Kein Rating wegen fehlender Information

Seit der Übernahme durch Musk geriet Twitter wirtschaftlich ins Taumeln. Die Ratingagentur Standard & Poor’s (S&P) zog soeben ihre Kreditbewertung für die Onlineplattform wegen eines „Mangels an ausreichenden Informationen“ zurück. Musk hatte Twitter Ende Oktober für rund 44 Milliarden Dollar gekauft. Der Unternehmer nahm den Kurznachrichtendienst von der Börse, sodass dieser keine öffentlichen Geschäftsberichte mehr vorlegen muss.

Im Zuge der Übernahme bürdete Musk Twitter Schulden in Milliardenhöhe auf.

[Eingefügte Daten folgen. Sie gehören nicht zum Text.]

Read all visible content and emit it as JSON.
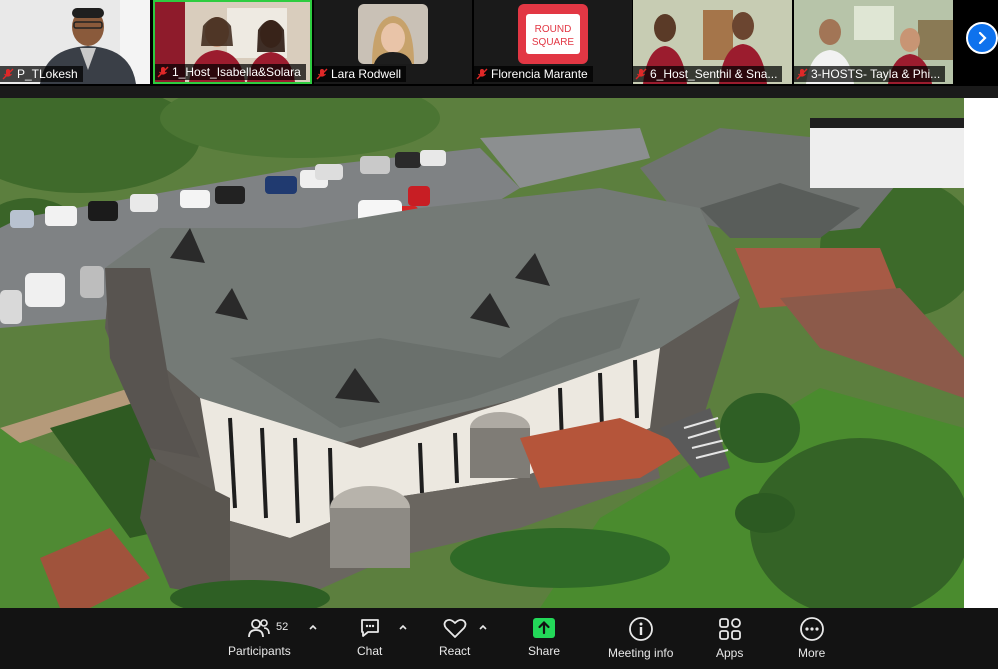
{
  "participants": [
    {
      "name": "P_TLokesh"
    },
    {
      "name": "1_Host_Isabella&Solara"
    },
    {
      "name": "Lara Rodwell"
    },
    {
      "name": "Florencia Marante",
      "logo_text_1": "ROUND",
      "logo_text_2": "SQUARE"
    },
    {
      "name": "6_Host_Senthil & Sna..."
    },
    {
      "name": "3-HOSTS- Tayla & Phi..."
    }
  ],
  "colors": {
    "active_speaker_border": "#2ecc40",
    "accent": "#0e72ed",
    "share_green": "#23d959",
    "mute_red": "#e02828"
  },
  "toolbar": {
    "participants_label": "Participants",
    "participants_count": "52",
    "chat_label": "Chat",
    "react_label": "React",
    "share_label": "Share",
    "meeting_info_label": "Meeting info",
    "apps_label": "Apps",
    "more_label": "More"
  }
}
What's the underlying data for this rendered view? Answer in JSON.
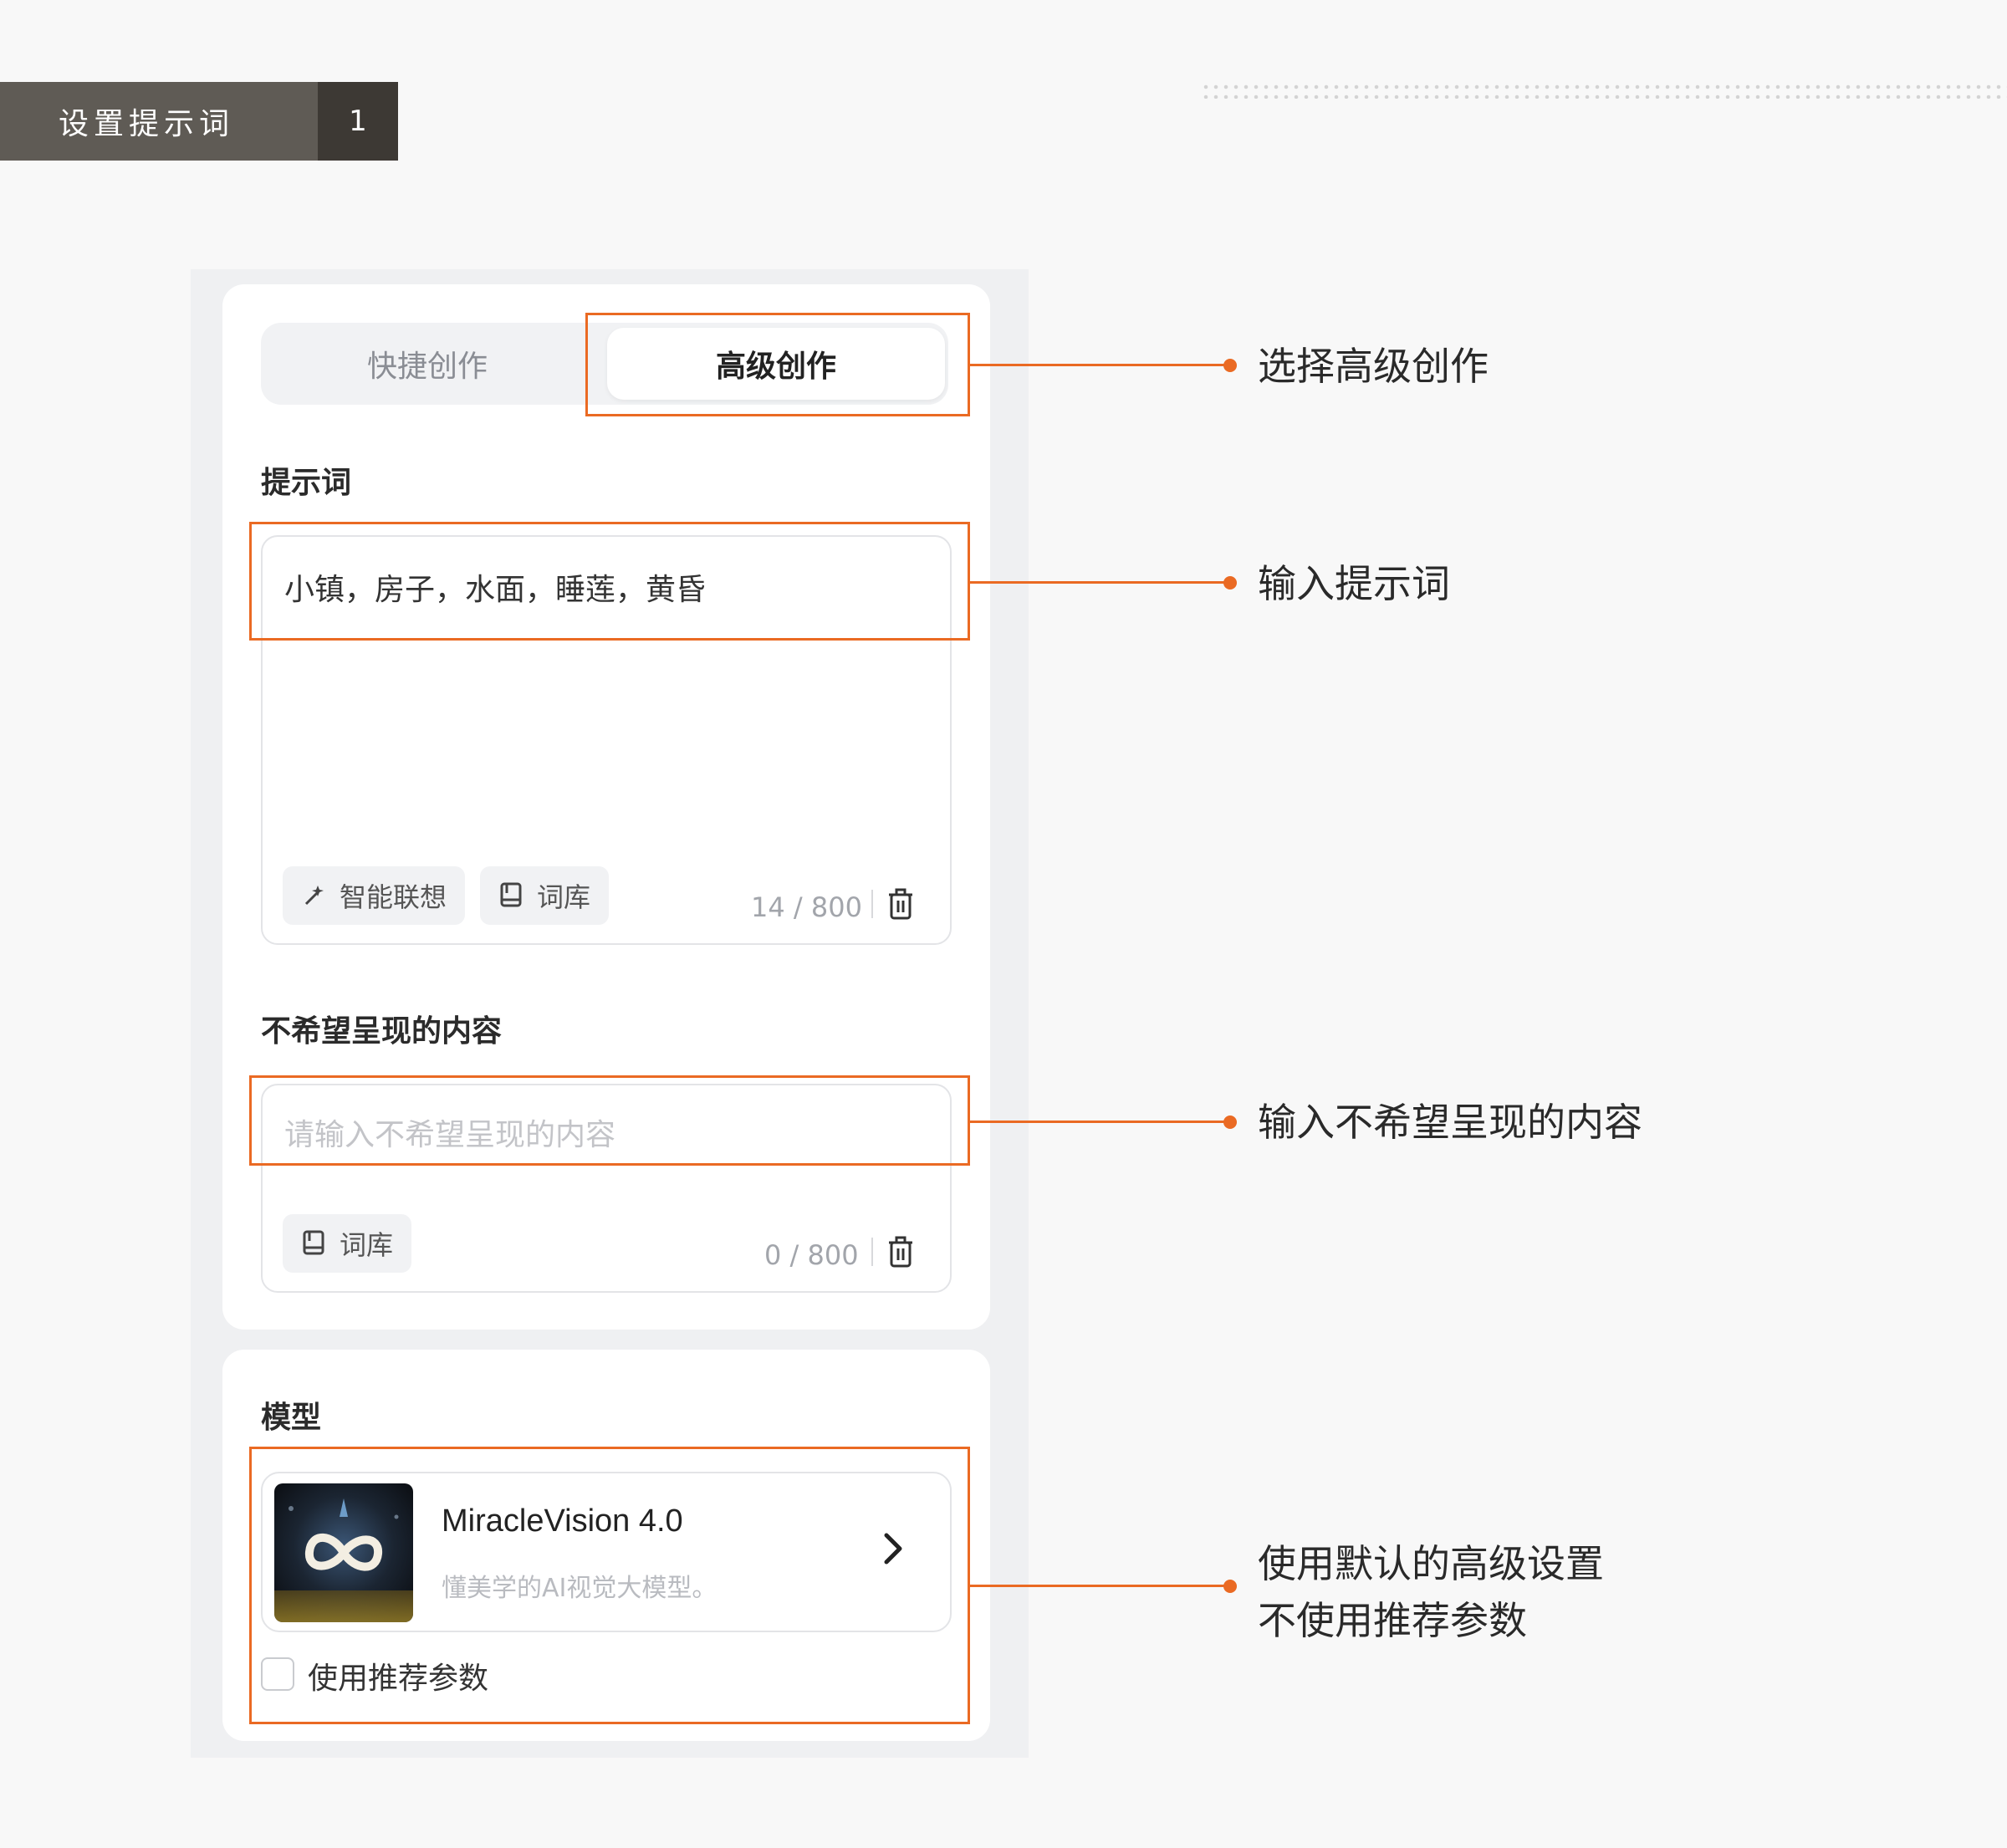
{
  "header": {
    "step_title": "设置提示词",
    "step_number": "1"
  },
  "mode_tabs": {
    "quick": "快捷创作",
    "advanced": "高级创作",
    "selected": "advanced"
  },
  "prompt": {
    "label": "提示词",
    "value": "小镇，房子，水面，睡莲，黄昏",
    "chip_suggest": "智能联想",
    "chip_library": "词库",
    "counter": "14 / 800"
  },
  "negative": {
    "label": "不希望呈现的内容",
    "placeholder": "请输入不希望呈现的内容",
    "chip_library": "词库",
    "counter": "0 / 800"
  },
  "model": {
    "label": "模型",
    "name": "MiracleVision 4.0",
    "description": "懂美学的AI视觉大模型。",
    "use_recommended_label": "使用推荐参数",
    "use_recommended_checked": false
  },
  "annotations": {
    "select_advanced": "选择高级创作",
    "input_prompt": "输入提示词",
    "input_negative": "输入不希望呈现的内容",
    "default_settings_line1": "使用默认的高级设置",
    "default_settings_line2": "不使用推荐参数"
  },
  "colors": {
    "accent": "#ea6a23",
    "tag_bg": "#5f5b55",
    "tag_num_bg": "#3d3934"
  },
  "icons": [
    "wand-icon",
    "book-icon",
    "trash-icon",
    "chevron-right-icon",
    "miraclevision-logo-icon"
  ]
}
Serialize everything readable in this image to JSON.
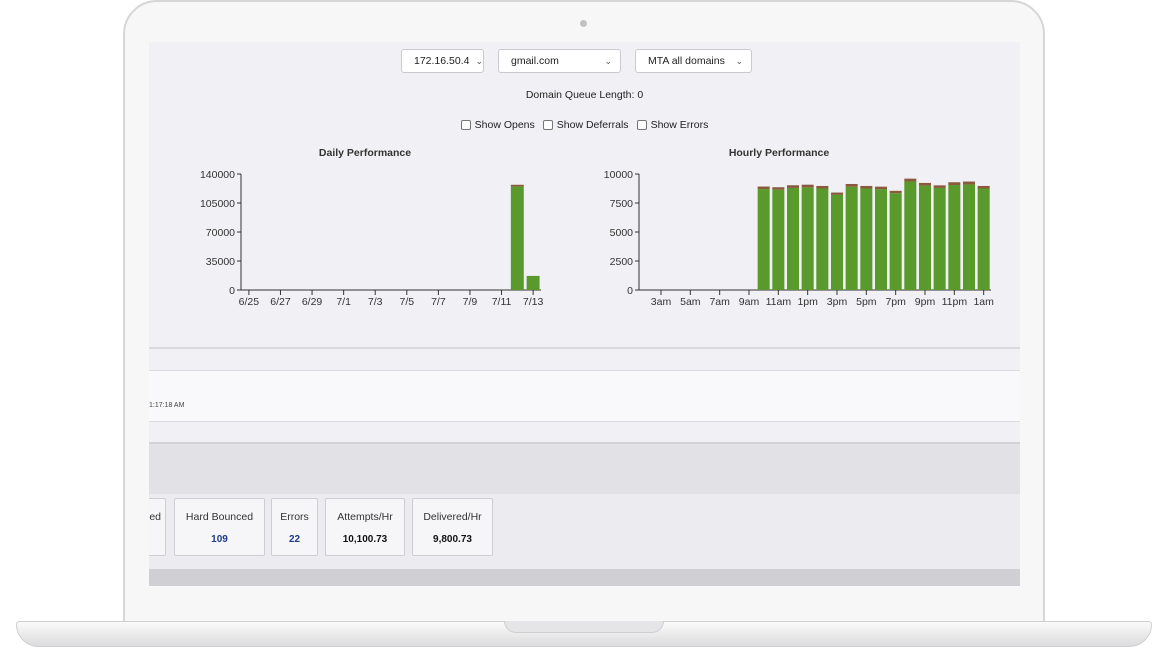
{
  "filters": {
    "ip": "172.16.50.4",
    "domain": "gmail.com",
    "mta": "MTA all domains"
  },
  "queue_text": "Domain Queue Length: 0",
  "toggles": [
    {
      "label": "Show Opens",
      "checked": false
    },
    {
      "label": "Show Deferrals",
      "checked": false
    },
    {
      "label": "Show Errors",
      "checked": false
    }
  ],
  "timestamp_fragment": "1:17:18 AM",
  "stats": {
    "partial_label": "ed",
    "hard_bounced": {
      "label": "Hard Bounced",
      "value": "109"
    },
    "errors": {
      "label": "Errors",
      "value": "22"
    },
    "attempts_hr": {
      "label": "Attempts/Hr",
      "value": "10,100.73"
    },
    "delivered_hr": {
      "label": "Delivered/Hr",
      "value": "9,800.73"
    }
  },
  "colors": {
    "bar_fill": "#5a9a2c",
    "bar_cap": "#8a5a3c",
    "axis": "#333333"
  },
  "chart_data": [
    {
      "type": "bar",
      "title": "Daily Performance",
      "categories": [
        "6/25",
        "6/26",
        "6/27",
        "6/28",
        "6/29",
        "6/30",
        "7/1",
        "7/2",
        "7/3",
        "7/4",
        "7/5",
        "7/6",
        "7/7",
        "7/8",
        "7/9",
        "7/10",
        "7/11",
        "7/12",
        "7/13"
      ],
      "tick_labels": [
        "6/25",
        "6/27",
        "6/29",
        "7/1",
        "7/3",
        "7/5",
        "7/7",
        "7/9",
        "7/11",
        "7/13"
      ],
      "series": [
        {
          "values": [
            0,
            0,
            0,
            0,
            0,
            0,
            0,
            0,
            0,
            0,
            0,
            0,
            0,
            0,
            0,
            0,
            0,
            125000,
            17000
          ]
        },
        {
          "values": [
            0,
            0,
            0,
            0,
            0,
            0,
            0,
            0,
            0,
            0,
            0,
            0,
            0,
            0,
            0,
            0,
            0,
            2000,
            0
          ]
        }
      ],
      "yticks": [
        0,
        35000,
        70000,
        105000,
        140000
      ],
      "ylim": [
        0,
        140000
      ],
      "stacked": true
    },
    {
      "type": "bar",
      "title": "Hourly Performance",
      "categories": [
        "2am",
        "3am",
        "4am",
        "5am",
        "6am",
        "7am",
        "8am",
        "9am",
        "10am",
        "11am",
        "12pm",
        "1pm",
        "2pm",
        "3pm",
        "4pm",
        "5pm",
        "6pm",
        "7pm",
        "8pm",
        "9pm",
        "10pm",
        "11pm",
        "12am",
        "1am"
      ],
      "tick_labels": [
        "3am",
        "5am",
        "7am",
        "9am",
        "11am",
        "1pm",
        "3pm",
        "5pm",
        "7pm",
        "9pm",
        "11pm",
        "1am"
      ],
      "series": [
        {
          "values": [
            0,
            0,
            0,
            0,
            0,
            0,
            0,
            0,
            8700,
            8650,
            8800,
            8850,
            8750,
            8200,
            8900,
            8750,
            8700,
            8350,
            9350,
            9000,
            8800,
            9050,
            9100,
            8750
          ]
        },
        {
          "values": [
            0,
            0,
            0,
            0,
            0,
            0,
            0,
            0,
            220,
            210,
            230,
            230,
            220,
            200,
            240,
            220,
            210,
            200,
            250,
            230,
            220,
            240,
            250,
            220
          ]
        }
      ],
      "yticks": [
        0,
        2500,
        5000,
        7500,
        10000
      ],
      "ylim": [
        0,
        10000
      ],
      "stacked": true
    }
  ]
}
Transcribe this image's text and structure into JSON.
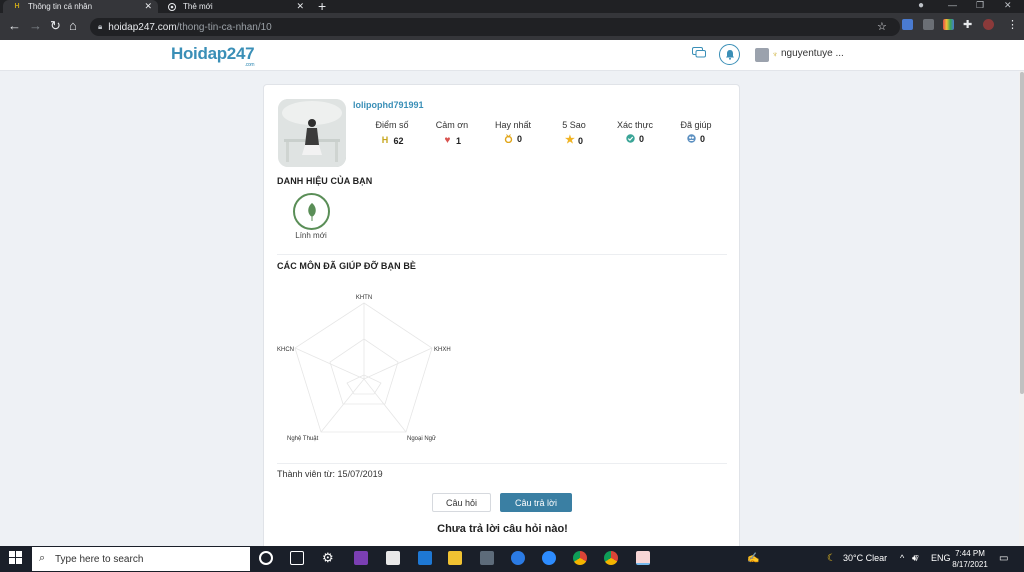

S&P hatte die Bonitätsnote am 1. November aufgrund dieser Belastungen um fünf Stufen auf „B-“ gesenkt – und damit noch tiefer in den Ramschbereich für hochspekulative Investments. Außerdem hatten die Kreditwächter das Rating unter verschärfte Beobachtung genommen. Jetzt sieht S&P aber aufgrund mangelnder Einblicke in die Finanzlage gar keine Möglichkeit zur Bewertung mehr.